Foothill-De Anza chief of police talks about ‘reimagining public safety’ post George Floyd4 min read


Chief of Police Danny Acosta was appointed in 2018. (Courtesy of De Anza College)

Rory Conlon, Reporter

The Foothill-De Anza Chief of Police, Daniel Acosta, addressed public safety concerns and talked about increased accountability measures being taken by his department during a zoom panel on Feb. 8. 

Acosta was a guest speaker in a series of MOMENTUM events aimed at encouraging conversation and promoting equity at De Anza. Elvin Ramos, the dean of social science and humanities, moderated the event with DuJuan Green, an adjunct professor in the administration of justice department and former police sergeant. 

In the last two years, Acosta said that there have been “many changes” made on a state and national level to reform policing and protect public safety. Acosta specifically pointed to mental health as an issue that needs to be addressed in Silicon Valley and commended the return of mental health rapid response teams.

“In the past, this county has tried to team up psychologists with the police, and for whatever reason, these efforts have just not lasted,” Acosta said. “Here we are trying again, but there is a different feeling to it this time.”  

Acosta also said that George Floyd’s murder and the subsequent calls for police reform have influenced his perspective. 

“Just because somebody in Minnesota does something, that’s not representative of 99% of police officers,” Acosta said. “I can tell you that’s not representative of any of the Foothill-De Anza police officers.” 

“When it came up, I spoke to all of my officers and staff. That’s not us, and I can’t imagine how it even got to that point.” 

When asked about the current status of the department’s online complaint system, Chief Acosta addressed another source of controversy closer to home. 

In an interview with La Voz in August 2020, De Anza commencement speaker Tamara Williams discussed the racism and police harassment she endured on campus. She said that the online portal for filing complaints was “impossible to navigate” and that larger issues having to do with “healing” the relationship between students and campus police had not been effectively dealt with. 

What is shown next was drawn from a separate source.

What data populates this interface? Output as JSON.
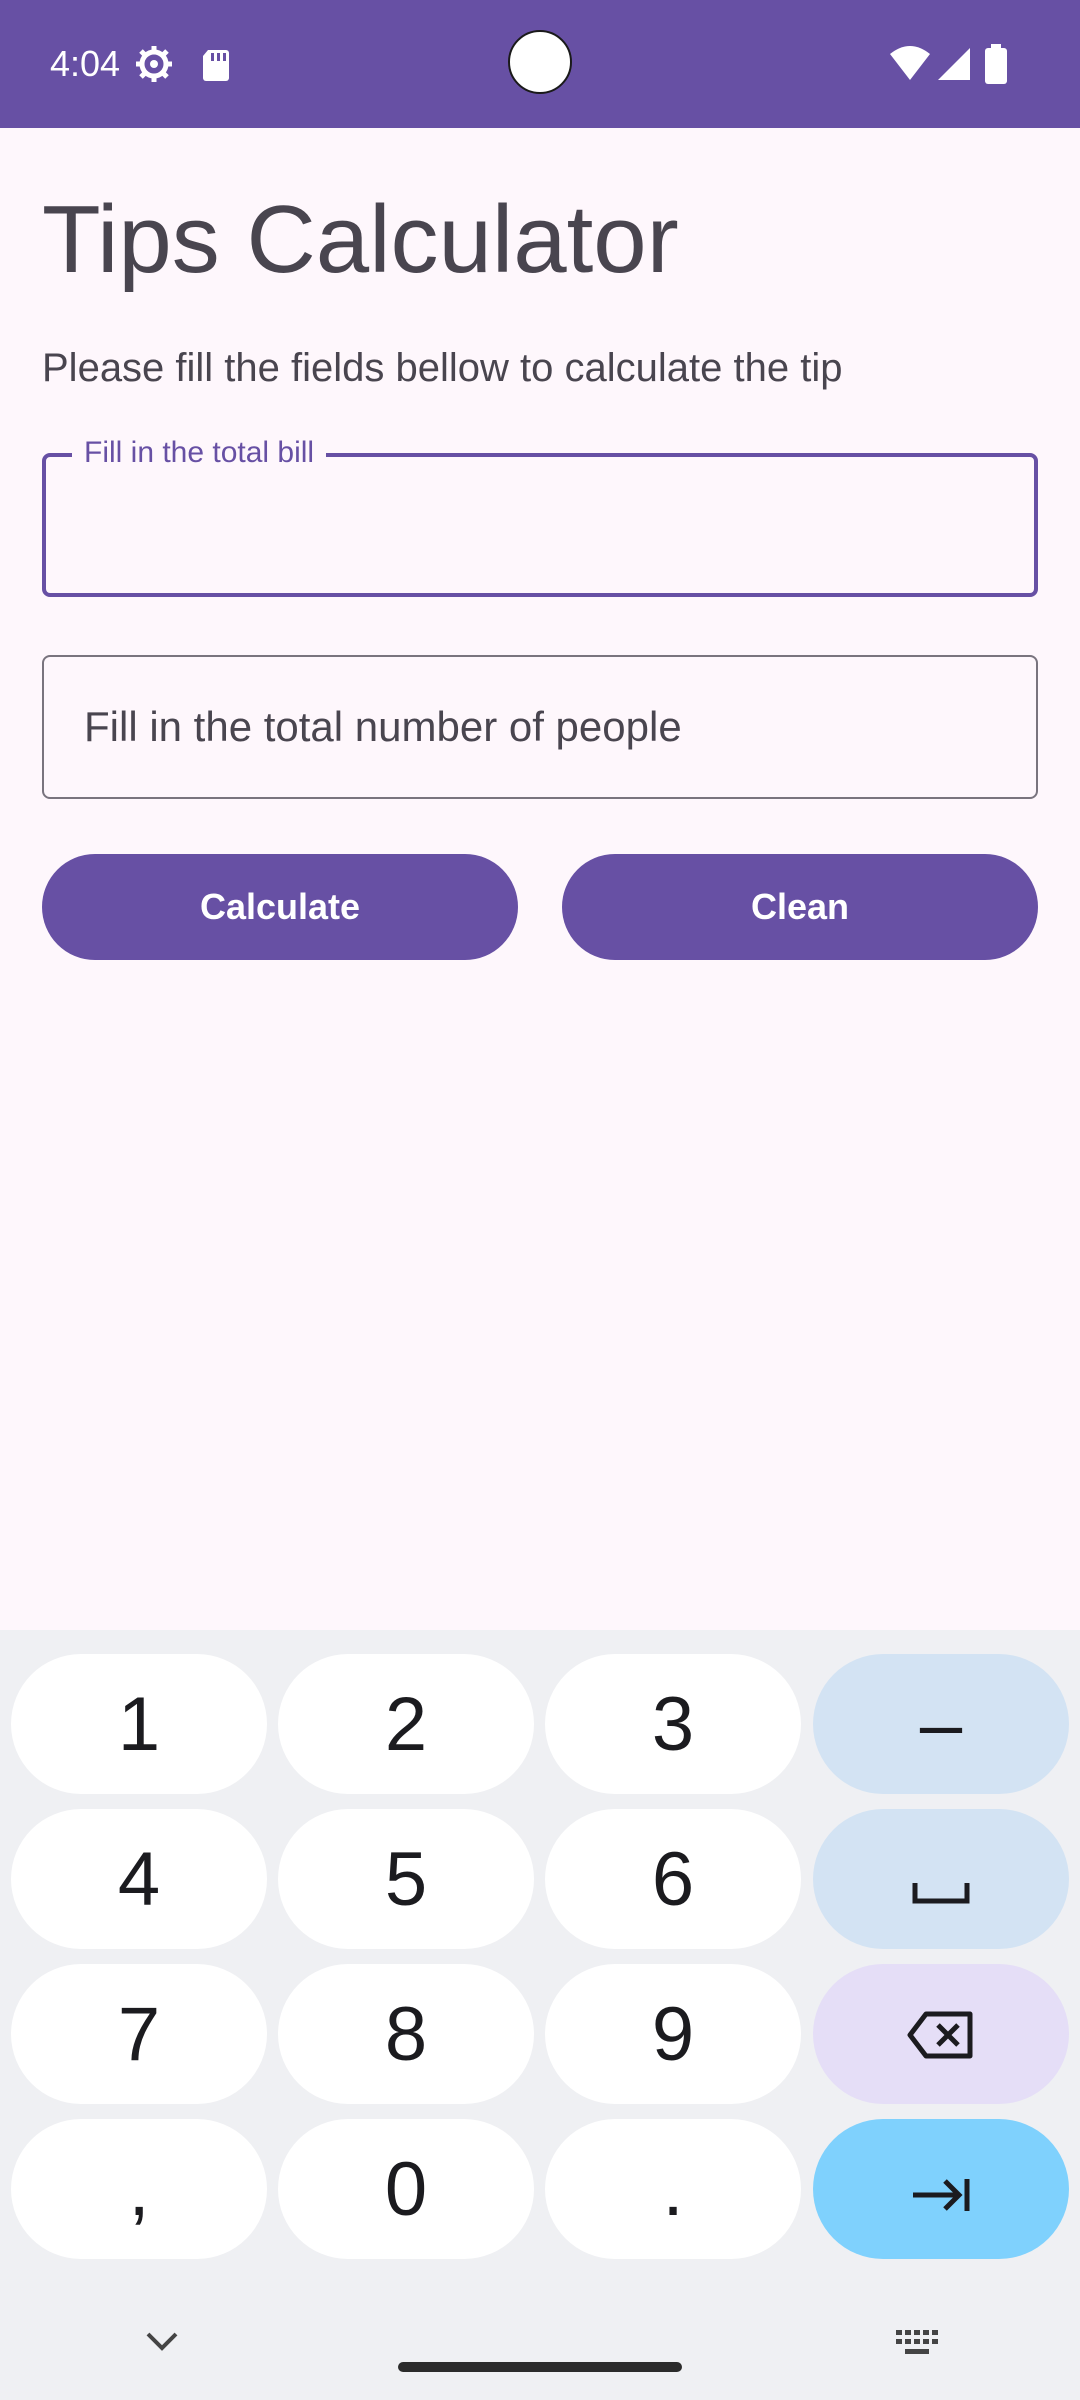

Acosta said that he asked Williams to resubmit the complaint and that he “listened” to her, but she chose not to follow through on the process. However, he admitted that the old online complaint system was “archaic” and that he hired Joy Garza, a training and communications manager, to fix it last year. 

“Before, you had to print it, write it out, scan it and walk it in, or send it in an email. This is one you can actually fill out online and it is sent,” Acosta said. “I’ve been trying to identify all the deans on both campuses to make sure their offices have ten copies of the complaint form as well.” 

Acosta encouraged students to make use of the new system, as it could lead to better training for his officers.

“Let us know if there’s an officer out there doing something they shouldn’t be doing. If nobody says anything, we’re never going to know,” Acosta said. “It’s not fair to the officer as well, because there may be a training issue. They may think they’re doing something properly, but what they may need is some training or some corrections.” 

“After they’re trained, and they’re making mistakes a second or third time, we’ll have a different conversation.” 

An audience member, Succati Shaw, shared her own negative experience with reporting a sexual assault and asked Acosta how his department will make black and LGBTQ+ communities feel safe to approach his police force with concerns. 

Acosta said that he “could not have imagined” ever having to file a complaint against a police officer while he was in college and said that there is progress being made to make it a less intimidating process. One such program, which he said he hopes to launch in 2022, would train a team of individuals to emotionally support and advocate for victims. 

Chief Acosta sworn in by Chancellor Judy Miner in 2018. (Courtesy of De Anza College)

Elisabeth-Anne Mabie, an attendee who served as a police officer for 17 years,  asked about how police officers manage their mental health without resorting to razzing and reprisals. Green explained that departments now offer mindfulness training and critical incident stress management briefings to help officers manage traumatic incidents. 

“Departments now want their members to check in after an incident and tell people how they are feeling,” Green said. “I’ve seen the way it was before and after the change.” 

Acosta also discussed the importance of humanizing police officers. 

“There is a person behind the uniform,” Acosta said. “Unfortunately, the job is needed when something has gone awry and we tend to see people at their worst. Now, we try to correct it and help them.”